Born 1888, Bottrop, Germany
Died 1976, New Haven, USA

Albers initially trained as a teacher, working at a school in his home town of Bottrop from 1908 to 1913. In 1920 he enrolled as a student at the Weimar Bauhaus on the preliminary course taught by Johannes Itten, one of the influential founders of modern colour theory. He joined the faculty of the Bauhaus in 1922 and a year later the director and founder, Walter Gropius, appointed him to join the staff in the Department of Design.

In 1925, when the Bauhaus moved to Dessau, Albers was promoted to professor working alongside artists among whom were Oskar Schlemmer, Wassily Kandinsky, and Paul Klee. While here he married a fellow student Anni Fleischmann who worked in the medium of weaving and who, as Anni Albers, was to become one of the most original and influential weavers of the twentieth century, whose abstract geometric designs combined the ancient craft with the language of modern art.

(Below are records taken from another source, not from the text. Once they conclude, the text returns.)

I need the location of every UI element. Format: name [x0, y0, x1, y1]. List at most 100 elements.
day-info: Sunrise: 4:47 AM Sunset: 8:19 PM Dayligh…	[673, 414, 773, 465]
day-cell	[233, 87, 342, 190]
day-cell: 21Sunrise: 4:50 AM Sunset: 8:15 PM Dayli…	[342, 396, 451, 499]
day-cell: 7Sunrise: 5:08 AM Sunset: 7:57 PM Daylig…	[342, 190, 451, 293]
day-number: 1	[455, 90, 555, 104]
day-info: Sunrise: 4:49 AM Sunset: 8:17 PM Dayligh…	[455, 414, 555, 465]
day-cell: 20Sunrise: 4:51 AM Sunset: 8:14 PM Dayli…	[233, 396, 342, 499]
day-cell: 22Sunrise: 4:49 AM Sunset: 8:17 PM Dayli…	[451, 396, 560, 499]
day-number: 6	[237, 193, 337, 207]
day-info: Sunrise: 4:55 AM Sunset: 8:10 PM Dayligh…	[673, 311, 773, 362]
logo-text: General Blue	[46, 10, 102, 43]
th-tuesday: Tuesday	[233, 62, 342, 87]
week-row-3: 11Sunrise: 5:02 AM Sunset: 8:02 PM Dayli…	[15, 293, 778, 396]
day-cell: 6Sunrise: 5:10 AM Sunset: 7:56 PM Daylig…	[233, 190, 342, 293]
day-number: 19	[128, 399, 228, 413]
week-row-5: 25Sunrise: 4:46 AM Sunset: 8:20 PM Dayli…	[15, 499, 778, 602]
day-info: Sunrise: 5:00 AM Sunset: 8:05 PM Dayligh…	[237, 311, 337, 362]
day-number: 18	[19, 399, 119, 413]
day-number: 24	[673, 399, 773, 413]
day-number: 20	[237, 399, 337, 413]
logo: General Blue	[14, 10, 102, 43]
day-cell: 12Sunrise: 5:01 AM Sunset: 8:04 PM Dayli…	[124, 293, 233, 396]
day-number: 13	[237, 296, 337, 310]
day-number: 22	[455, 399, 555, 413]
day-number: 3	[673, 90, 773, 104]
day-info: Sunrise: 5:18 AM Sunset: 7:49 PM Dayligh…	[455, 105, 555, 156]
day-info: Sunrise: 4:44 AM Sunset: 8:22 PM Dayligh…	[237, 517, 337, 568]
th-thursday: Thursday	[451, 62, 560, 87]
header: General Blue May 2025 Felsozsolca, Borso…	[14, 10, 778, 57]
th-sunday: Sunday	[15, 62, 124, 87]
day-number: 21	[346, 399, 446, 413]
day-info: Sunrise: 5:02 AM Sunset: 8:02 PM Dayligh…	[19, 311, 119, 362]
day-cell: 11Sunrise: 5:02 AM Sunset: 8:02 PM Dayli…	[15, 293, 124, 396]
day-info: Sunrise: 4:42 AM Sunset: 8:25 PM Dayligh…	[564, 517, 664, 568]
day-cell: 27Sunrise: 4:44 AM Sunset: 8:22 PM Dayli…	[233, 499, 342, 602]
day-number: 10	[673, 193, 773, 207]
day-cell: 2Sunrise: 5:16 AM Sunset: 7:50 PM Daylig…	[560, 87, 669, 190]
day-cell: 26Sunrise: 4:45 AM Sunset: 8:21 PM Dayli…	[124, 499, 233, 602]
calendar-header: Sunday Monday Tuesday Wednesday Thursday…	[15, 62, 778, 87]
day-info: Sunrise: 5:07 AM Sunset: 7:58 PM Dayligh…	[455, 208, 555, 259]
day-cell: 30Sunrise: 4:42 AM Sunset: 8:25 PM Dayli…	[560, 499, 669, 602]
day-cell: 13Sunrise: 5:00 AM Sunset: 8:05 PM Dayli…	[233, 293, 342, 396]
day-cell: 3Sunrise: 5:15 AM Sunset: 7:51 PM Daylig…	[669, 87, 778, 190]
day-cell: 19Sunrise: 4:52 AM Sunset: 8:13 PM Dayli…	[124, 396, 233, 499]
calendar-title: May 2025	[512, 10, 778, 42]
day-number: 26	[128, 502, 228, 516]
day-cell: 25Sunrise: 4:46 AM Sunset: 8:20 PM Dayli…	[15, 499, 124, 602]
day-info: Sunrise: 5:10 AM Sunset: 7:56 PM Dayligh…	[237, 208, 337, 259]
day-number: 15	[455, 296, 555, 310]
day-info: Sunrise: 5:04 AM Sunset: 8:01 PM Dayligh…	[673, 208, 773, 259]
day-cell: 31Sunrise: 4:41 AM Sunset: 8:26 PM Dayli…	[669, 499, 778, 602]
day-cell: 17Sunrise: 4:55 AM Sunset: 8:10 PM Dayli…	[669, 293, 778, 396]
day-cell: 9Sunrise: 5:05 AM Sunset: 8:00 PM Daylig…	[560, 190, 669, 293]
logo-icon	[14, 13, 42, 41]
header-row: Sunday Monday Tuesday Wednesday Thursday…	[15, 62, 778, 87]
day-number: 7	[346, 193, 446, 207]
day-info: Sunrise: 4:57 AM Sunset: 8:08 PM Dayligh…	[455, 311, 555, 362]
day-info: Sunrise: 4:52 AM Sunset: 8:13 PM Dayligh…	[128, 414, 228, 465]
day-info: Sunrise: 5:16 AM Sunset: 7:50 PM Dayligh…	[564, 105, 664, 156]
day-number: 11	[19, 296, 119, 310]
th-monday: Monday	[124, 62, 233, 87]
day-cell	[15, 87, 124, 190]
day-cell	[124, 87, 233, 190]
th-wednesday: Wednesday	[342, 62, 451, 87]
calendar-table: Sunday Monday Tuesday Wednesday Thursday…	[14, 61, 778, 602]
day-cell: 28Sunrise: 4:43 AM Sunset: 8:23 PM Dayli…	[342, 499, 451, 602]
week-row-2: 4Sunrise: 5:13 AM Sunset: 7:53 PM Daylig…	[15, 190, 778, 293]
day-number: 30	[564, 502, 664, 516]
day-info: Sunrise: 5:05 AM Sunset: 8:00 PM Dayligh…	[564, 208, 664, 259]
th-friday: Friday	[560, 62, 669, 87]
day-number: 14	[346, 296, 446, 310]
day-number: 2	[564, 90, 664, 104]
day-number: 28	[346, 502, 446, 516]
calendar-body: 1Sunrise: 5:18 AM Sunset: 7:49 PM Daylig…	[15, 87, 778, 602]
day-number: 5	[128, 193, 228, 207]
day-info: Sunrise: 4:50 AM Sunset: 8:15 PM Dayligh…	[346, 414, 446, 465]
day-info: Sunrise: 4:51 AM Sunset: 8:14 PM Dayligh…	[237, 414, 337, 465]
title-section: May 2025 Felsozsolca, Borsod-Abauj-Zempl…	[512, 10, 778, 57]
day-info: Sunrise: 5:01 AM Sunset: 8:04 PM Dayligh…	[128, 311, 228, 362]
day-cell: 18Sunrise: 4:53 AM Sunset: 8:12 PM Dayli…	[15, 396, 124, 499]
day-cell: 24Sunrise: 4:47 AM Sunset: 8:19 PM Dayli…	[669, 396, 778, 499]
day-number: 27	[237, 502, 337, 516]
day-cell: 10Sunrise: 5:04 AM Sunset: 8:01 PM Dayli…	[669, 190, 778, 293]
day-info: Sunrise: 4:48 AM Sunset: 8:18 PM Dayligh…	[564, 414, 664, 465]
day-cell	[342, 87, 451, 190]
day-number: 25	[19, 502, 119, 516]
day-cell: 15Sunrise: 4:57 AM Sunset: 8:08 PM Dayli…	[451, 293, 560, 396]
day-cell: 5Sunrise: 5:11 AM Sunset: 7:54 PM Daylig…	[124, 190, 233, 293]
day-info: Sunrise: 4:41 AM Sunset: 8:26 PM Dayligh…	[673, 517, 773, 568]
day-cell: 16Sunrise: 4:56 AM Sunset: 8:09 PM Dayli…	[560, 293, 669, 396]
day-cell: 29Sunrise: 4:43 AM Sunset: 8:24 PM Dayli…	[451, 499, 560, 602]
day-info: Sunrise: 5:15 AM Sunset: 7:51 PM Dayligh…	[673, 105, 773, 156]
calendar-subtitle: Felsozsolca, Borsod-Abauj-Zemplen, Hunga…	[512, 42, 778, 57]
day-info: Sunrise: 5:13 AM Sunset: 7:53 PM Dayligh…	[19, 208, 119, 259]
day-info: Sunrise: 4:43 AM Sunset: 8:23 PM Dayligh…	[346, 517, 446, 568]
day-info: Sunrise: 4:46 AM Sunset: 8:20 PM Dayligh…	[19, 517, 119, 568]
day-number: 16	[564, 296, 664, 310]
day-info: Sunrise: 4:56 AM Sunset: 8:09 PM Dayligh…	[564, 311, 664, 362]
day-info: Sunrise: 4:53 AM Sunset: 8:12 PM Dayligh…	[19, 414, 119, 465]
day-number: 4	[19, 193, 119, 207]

In 1933, under pressure from the Nazi regime, the Bauhaus was closed and the artists dispersed, mostly moving abroad. The Albers emigrated to the United States where Josef was offered a post at a new art school, Black Mountain College, in North Carolina where he was the head of the painting program until 1949. In 1950, Albers left Black Mountain to head the department of design at Yale University in New Haven, Connecticut where he remained until retiring from teaching in 1958.

When he first arrived at Black Mountain College a student asked him what he was going to teach, he later recalled: “I said ‘to open eyes’ - and this has become the motto of all my teaching”. His extensive experimentation and theorising about perception and the nature of colour certainly bears this out and led to a body of work which had a lasting influence on many artists such as the ‘hard-edge’ and ‘colour field’, American abstract painters, as well as the later Op artists.